Crédit immobilier

Publié le 27 janvier 2016

Prêts aidés : pour une accession à la propriété facilitée

Si vous souhaitez devenir propriétaire, sachez que des prêts aidés existent pour financer votre projet. Et notamment si vous êtes primo-accédant !

En étant primo-accédant avec des revenus modestes, il est tout à fait normal que votre apport personnel soit limité dans le cadre d’un emprunt. De même si vous aspirez à redevenir propriétaire deux ans après la vente de votre précédent logement.
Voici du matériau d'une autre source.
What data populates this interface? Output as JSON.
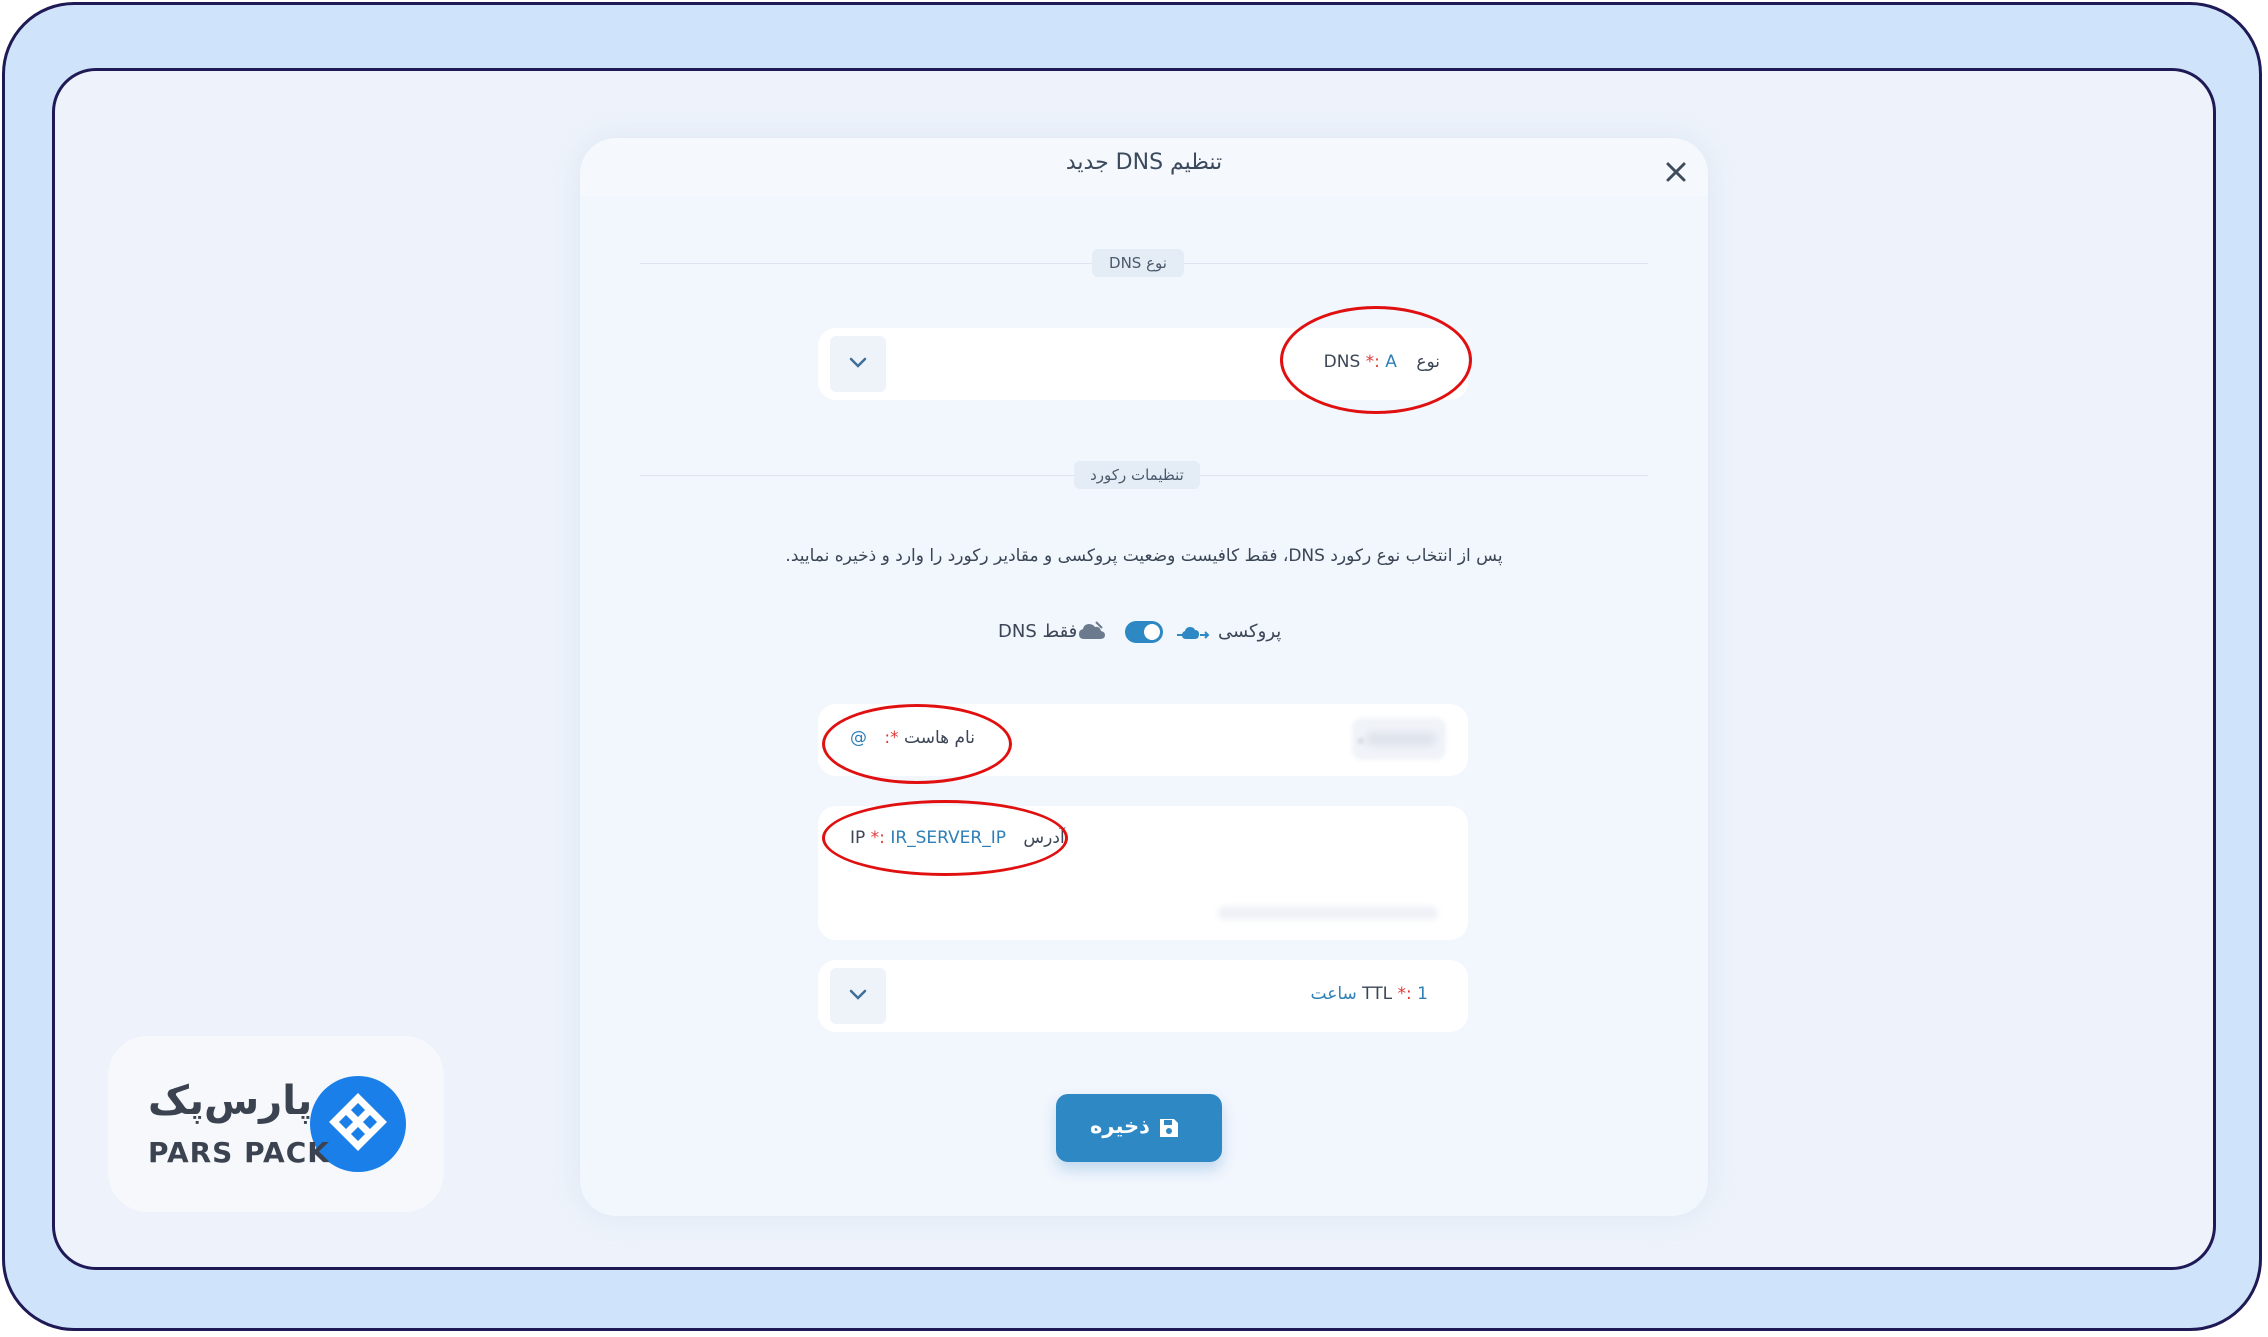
{
  "modal": {
    "title": "تنظیم DNS جدید"
  },
  "sections": {
    "dns_type": "نوع DNS",
    "record_settings": "تنظیمات رکورد"
  },
  "dns_type_field": {
    "label": "نوع DNS",
    "required_mark": "*:",
    "value": "A"
  },
  "info_text": "پس از انتخاب نوع رکورد DNS، فقط کافیست وضعیت پروکسی و مقادیر رکورد را وارد و ذخیره نمایید.",
  "proxy": {
    "proxy_label": "پروکسی",
    "dns_only_label": "فقط DNS",
    "proxy_enabled": true
  },
  "host_field": {
    "label": "نام هاست",
    "required_mark": "*:",
    "value": "@",
    "domain_suffix": "."
  },
  "ip_field": {
    "label": "آدرس IP",
    "required_mark": "*:",
    "value": "IR_SERVER_IP"
  },
  "ttl_field": {
    "label": "TTL",
    "required_mark": "*:",
    "value": "1 ساعت"
  },
  "save_button": {
    "label": "ذخیره"
  },
  "brand": {
    "name_fa": "پارس‌پک",
    "name_en": "PARS PACK",
    "color": "#1a7fe8"
  },
  "colors": {
    "accent": "#2e88c4",
    "highlight_circle": "#e01010",
    "required": "#e23a3a",
    "frame_border": "#1f1a55",
    "frame_bg": "#cfe4fb"
  }
}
Bénéficier de prêts aidés peut débloquer un projet d’accession à la propriété.

 

Des emprunteurs aidés et prêts à devenir propriétaires

Dans son étude « l’accession sociale à la propriété » d’octobre 2015, le Crédit Foncier indique au sujet des primo-accédants que « le rôle des prêts aidés est particulièrement important pour ces ménages dans la mesure où ces financements leur permettent de sauter le pas de l’accession ».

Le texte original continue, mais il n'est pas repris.